I'm always fascinated to hear about the inspirations behind other authors' works, and so today I'm going to discuss the inspirations behind two of my novels, Watershed and Sleight of Hand.  I hope you'll find their backstories interesting....  And in giving tribute to the works that inspired me, I hope too that you'll check them out.

Watershed

In 2010, Don DeLillo published a short novel called Point Omega.  Really, it's a stretch to call Point Omega a novel, at least if you're measuring by the term's traditional definitions.  The book is a little over one hundred pages of large type and wide margins; it's surely not much more than 20,000 words long.  But Point Omega is proof that the term "novel" doesn't necessarily have to refer to a specific word count.  Measured by its breadth and subject matter, Point Omega is very much a novel.

One in which nothing happens.  Truly.

For the first fifteen or so pages, we stand with a  character who's pondering slow-motion images on a movie screen.  For the next eighty-five, we're sitting in the desert with an old recluse, talking about time, society, everything, nothing, and God knows what.  And then we're back in front of the movie screen, again pondering some slow-motion images.  Sound exciting?  Probably not.  Is it one of my all-time favorite works?  Yes.  And only Don DeLillo could have written it.

Point Omega influenced my 2013 novel Watershed.  It was the lingering image of that old recluse, out in the middle of nowhere, pondering everything and nothing.  If nothing else, that image incapsulated everything I took from DeLillo's novel, that image, the recluse in the vast desert, pondering it all.  Now, I knew (know) the limits of my writing abilities.  I could never write the kind of novel DeLillo had written.  And besides, I didn't want to.  Inspiration is one thing; plagiarism is another.

At some point, the image of the recluse shifted enough that he became my character.  Who was he?  What was he doing?  I decided he was a poet... who wasn't much of a poet anymore, who would be caught up in a wicked and deadly scheme..  And thus, Watershed was born.

As I said, I'd no desire in attempting an abstract, modernist work like Point Omega, but that pebble with the weight of a mountain had given me an image, and that image was a spark.

Watershed is a novel about writing.  It's a little bit of a horror novel, a little bit of a love story, and it's completely and totally abnormal.

I guess that's something it has in common with Point Omega: I don't really know what the hell it is, but I'm glad it exists.


Sleight of Hand

As far as I know, there were two significant inspirations for Sleight of Hand.

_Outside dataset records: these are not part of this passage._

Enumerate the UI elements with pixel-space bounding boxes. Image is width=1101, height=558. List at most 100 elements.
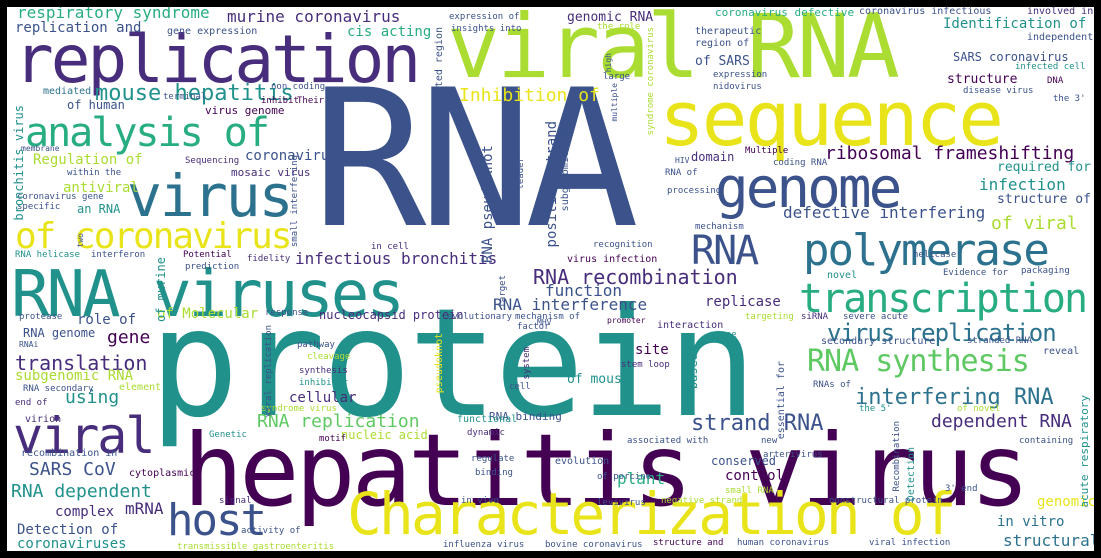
word-role-of: role of xyxy=(77,312,137,328)
word-helicase: helicase xyxy=(913,250,957,260)
word-in-cell: in cell xyxy=(371,242,409,252)
word-functional: functional xyxy=(457,414,518,425)
word-potential: Potential xyxy=(183,250,232,260)
word-subgenomic-rna: subgenomic RNA xyxy=(15,368,134,384)
word-complex: complex xyxy=(55,504,115,520)
word-protein: protein xyxy=(149,277,757,451)
word-virus-genome: virus genome xyxy=(205,104,285,117)
word-in-vivo: in vivo xyxy=(461,496,499,506)
word-involved-in: involved in xyxy=(1027,7,1094,17)
word-of-viral: of viral xyxy=(991,213,1078,234)
word-regulation-of: Regulation of xyxy=(33,152,143,168)
word-infected-cell: infected cell xyxy=(1015,62,1086,72)
word-high: high xyxy=(604,53,613,73)
word-conserved: conserved xyxy=(711,454,777,468)
word-of-porcine: of porcine xyxy=(597,472,652,482)
word-of-molecular: of Molecular xyxy=(157,306,259,322)
word-strand-rna: strand RNA xyxy=(691,411,824,436)
word-infectious-bronchitis: infectious bronchitis xyxy=(295,249,498,268)
word-gene: gene xyxy=(107,327,151,348)
word-rna-secondary: RNA secondary xyxy=(23,384,94,394)
word-membrane: membrane xyxy=(21,144,60,153)
word-viral: viral xyxy=(13,407,156,465)
word-rnai: RNAi xyxy=(19,340,39,349)
word-the-3: the 3' xyxy=(1053,94,1086,104)
word-mhv: MHV xyxy=(537,318,552,327)
word-specific: specific xyxy=(17,202,61,212)
word-based: based xyxy=(686,353,700,390)
word-mechanism-of: mechanism of xyxy=(515,312,581,322)
word-multiple-vertical: multiple xyxy=(610,83,619,122)
word-dna: DNA xyxy=(1047,76,1064,86)
word-of-coronavirus: of coronavirus xyxy=(15,216,292,257)
word-structural: structural xyxy=(1003,531,1094,550)
word-influenza-virus: influenza virus xyxy=(443,540,525,550)
word-sars-coronavirus: SARS coronavirus xyxy=(953,50,1069,64)
word-associated-with: associated with xyxy=(627,436,709,446)
word-large: large xyxy=(603,72,631,82)
word-virus-replication: virus replication xyxy=(827,319,1057,347)
word-antiviral: antiviral xyxy=(63,180,139,196)
word-3-end: 3' end xyxy=(945,484,978,494)
word-nidovirus: nidovirus xyxy=(713,82,762,92)
word-dynamic: dynamic xyxy=(467,428,505,438)
word-rna-of: RNA of xyxy=(665,168,698,178)
word-genomic: genomic xyxy=(1037,494,1094,510)
word-therapeutic: therapeutic xyxy=(695,26,762,37)
word-mechanism: mechanism xyxy=(695,222,744,232)
word-novel: novel xyxy=(827,270,858,281)
word-rna-recombination: RNA recombination xyxy=(533,265,738,289)
word-infection: infection xyxy=(979,175,1066,194)
word-mouse-hepatitis: mouse hepatitis xyxy=(95,81,294,106)
word-bronchitis-virus: bronchitis virus xyxy=(12,105,26,221)
word-coronavirus-defective: coronavirus defective xyxy=(715,7,855,19)
word-site: site xyxy=(635,342,669,358)
word-polymerase: polymerase xyxy=(803,225,1050,276)
word-virus: virus xyxy=(127,162,294,230)
word-regulate: regulate xyxy=(471,454,515,464)
word-transmissible-gastroenteritis: transmissible gastroenteritis xyxy=(177,542,335,552)
word-nucleic-acid: nucleic acid xyxy=(341,428,428,442)
word-structure: structure xyxy=(947,72,1018,87)
word-viral-rna: viral RNA xyxy=(447,7,900,98)
word-acute-respiratory: acute respiratory xyxy=(1078,395,1091,508)
word-rna-helicase: RNA helicase xyxy=(15,250,81,260)
word-positive-strand: positive strand xyxy=(544,121,560,248)
word-of-sars: of SARS xyxy=(695,54,750,69)
word-recombination-in: recombination in xyxy=(21,448,118,459)
word-structure-and: structure and xyxy=(653,538,724,548)
word-activity-of: activity of xyxy=(241,526,301,536)
word-mosaic-virus: mosaic virus xyxy=(231,166,311,179)
word-insights-into: insights into xyxy=(451,24,522,34)
word-control: control xyxy=(725,468,785,484)
word-fidelity: fidelity xyxy=(247,254,291,264)
word-the-5: the 5' xyxy=(859,404,892,414)
word-of-human: of human xyxy=(67,98,125,112)
word-sirna: siRNA xyxy=(801,312,829,322)
word-syndrome-coronavirus: syndrome coronavirus xyxy=(646,27,656,136)
word-cellular: cellular xyxy=(289,390,357,406)
word-disease-virus: disease virus xyxy=(963,86,1034,96)
word-ribosomal-frameshifting: ribosomal frameshifting xyxy=(825,143,1075,164)
word-virus-infection: virus infection xyxy=(567,254,658,265)
word-evidence-for: Evidence for xyxy=(943,268,1009,278)
word-human-coronavirus: human coronavirus xyxy=(737,538,830,548)
word-nonstructural-protein: nonstructural protein xyxy=(829,496,943,506)
word-hiv: HIV xyxy=(675,156,690,165)
word-recombination: Recombination xyxy=(892,421,902,492)
word-cytoplasmic: cytoplasmic xyxy=(129,468,196,479)
word-packaging: packaging xyxy=(1021,266,1070,276)
word-negative-strand: negative strand xyxy=(661,496,743,506)
word-nucleocapsid-protein: nucleocapsid protein xyxy=(319,308,464,322)
word-transcription: transcription xyxy=(799,276,1088,322)
word-defective-interfering: defective interfering xyxy=(783,203,986,222)
word-system: system xyxy=(522,347,532,380)
word-rna-interference: RNA interference xyxy=(493,295,648,314)
word-cell: cell xyxy=(509,382,531,392)
word-recognition: recognition xyxy=(593,240,653,250)
word-cleavage: cleavage xyxy=(307,352,351,362)
word-inhibit: inhibit xyxy=(261,96,299,106)
word-severe-acute: severe acute xyxy=(843,312,909,322)
word-sars-cov: SARS CoV xyxy=(29,459,116,480)
word-response: response xyxy=(265,308,309,318)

The first was the song "Tulsa Time."  Both the Don Williams and Eric Clapton versions have regular spots on my playlists, so I don't remember which one I was listening to when I decided to write a story about a young man who left Tulsa, Oklahoma for "Arizona, maybe on to California, where the people all live so fine."  As it turned out, my character would head straight to California, and he'd do so in a Mustang, not a Pontiac, but those are just pesky details....  I couldn't make the connection too obvious, could I?

When I realized my main character was leaving Tulsa for Los Angeles, I immediately recalled an early Norman Mailer novel, The Deer Park, which I'd read a few years prior, and which proved to be inspiration number two for Sleight of Hand.

Norman Mailer's career was a fascinating one.  He was without doubt one of the most talented writers of his generation, but the general consensus, amongst those who ponder such things, is that he never wrote that One Great Novel he yearned so badly to write.  The Deer Park, for example, could have been, and maybe should have been, one of the century's greatest Hollywood novels.  But it wasn't.  As other critics have stated, The Deer Park, while fascinating and occasionally brilliant, is also very, very plodding and largely void of story.

I was under no illusion that I should even attempt the Great Hollywood Novel, but The Deer Park reminded me of what I could do: I could write a Hollywood novel from the perspective of an outsider... but to make my effort a little less plodding and a lot more fun, surely it wouldn't hurt to throw in some ghosts?

Sleight of Hand went through many drafts.  The first and second were almost twice as long as the version I published.  But that's because the thing was overwritten and the ending was a rambling mess.  After a whole lot of hacking and gutting and rewriting, it became a stronger, leaner story, a short novel that I'm now very proud of.  I think it says a lot and asks some good questions.

Most importantly, it's entertaining.  And it ends while the reader is still having fun.